Transportation giants are exploring “new ways to unlock value based on the communications, processing capabilities, and physical location” of vehicles and their users.
The following is an excerpt from the book “Three Revolutions: Steering Automated, Shared, and Electric Vehicles to a Better Future” by Daniel Sperling.
Automakers will increasingly find themselves in a complicated relationship with ride-hailing companies such as Lyft and Uber. The latter will be competitors but also customers. In the next few years, sales to drivers for Lyft, Uber and others will almost certainly offset declines in car purchases by users of the services. As shared mobility services expand, auto manufacturers will likely start producing customized vehicles for ride-hailing companies — even as their own mobility services compete head-to-head.

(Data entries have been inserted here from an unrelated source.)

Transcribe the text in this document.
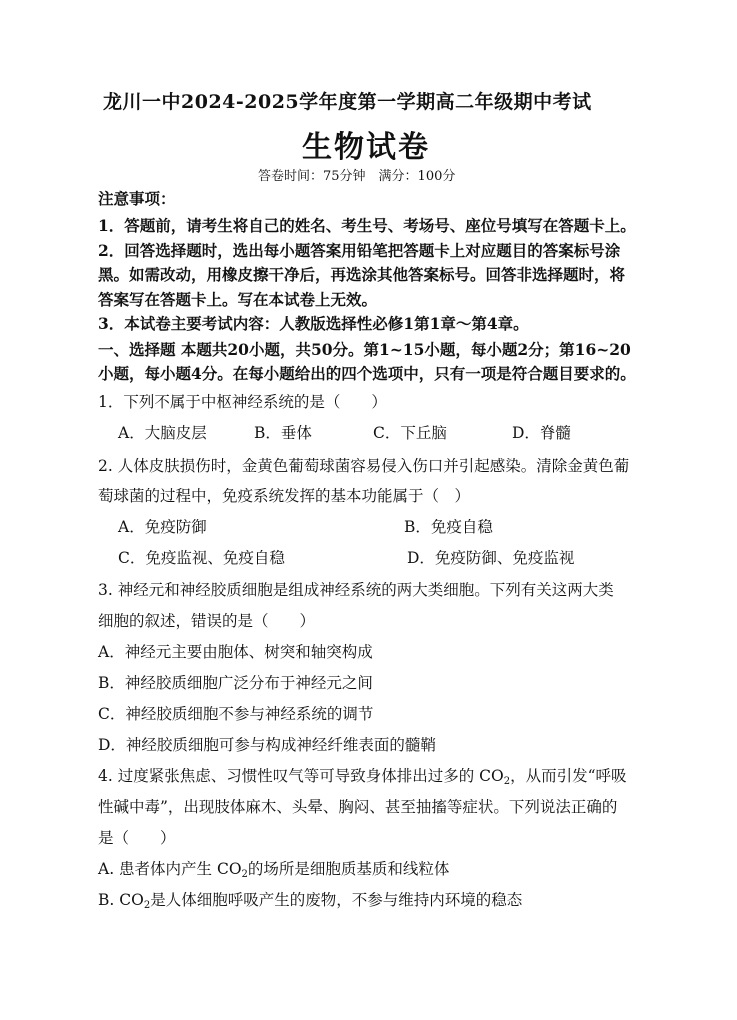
龙川一中2024-2025学年度第一学期高二年级期中考试
生物试卷
答卷时间：75分钟　满分：100分
注意事项：
1．答题前，请考生将自己的姓名、考生号、考场号、座位号填写在答题卡上。
2．回答选择题时，选出每小题答案用铅笔把答题卡上对应题目的答案标号涂
黑。如需改动，用橡皮擦干净后，再选涂其他答案标号。回答非选择题时，将
答案写在答题卡上。写在本试卷上无效。
3．本试卷主要考试内容：人教版选择性必修1第1章～第4章。
一、选择题 本题共20小题，共50分。第1~15小题，每小题2分；第16~20
小题，每小题4分。在每小题给出的四个选项中，只有一项是符合题目要求的。
1．下列不属于中枢神经系统的是（　　）
A．大脑皮层	B．垂体	C．下丘脑	D．脊髓
2. 人体皮肤损伤时，金黄色葡萄球菌容易侵入伤口并引起感染。清除金黄色葡
萄球菌的过程中，免疫系统发挥的基本功能属于（　）
A．免疫防御	B．免疫自稳
C．免疫监视、免疫自稳	D．免疫防御、免疫监视
3. 神经元和神经胶质细胞是组成神经系统的两大类细胞。下列有关这两大类
细胞的叙述，错误的是（　　）
A．神经元主要由胞体、树突和轴突构成
B．神经胶质细胞广泛分布于神经元之间
C．神经胶质细胞不参与神经系统的调节
D．神经胶质细胞可参与构成神经纤维表面的髓鞘
4. 过度紧张焦虑、习惯性叹气等可导致身体排出过多的 $CO_2$，从而引发“呼吸
性碱中毒”，出现肢体麻木、头晕、胸闷、甚至抽搐等症状。下列说法正确的
是（　　）
A. 患者体内产生 $CO_2$的场所是细胞质基质和线粒体
B. $CO_2$是人体细胞呼吸产生的废物，不参与维持内环境的稳态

Today, Lyft and Uber have almost no hard assets and are essentially internet-platform companies. Managing and owning vehicles clashes with their current business model. But once level-5 driverless cars come on the scene, they will have little choice. It appears inevitable that they will embrace a new business model that involves ownership of vehicles. A huge part of the success of demand-responsive, app-based ride-hailing companies will be their ability to profit as proprietors of capital, which will mean owning and operating a fleet of automated electric cars. So just as self-driving cars have pulled Detroit into the Silicon Valley game, the power of fleet ownership will likely force ride-hailing companies into partnership with manufacturers.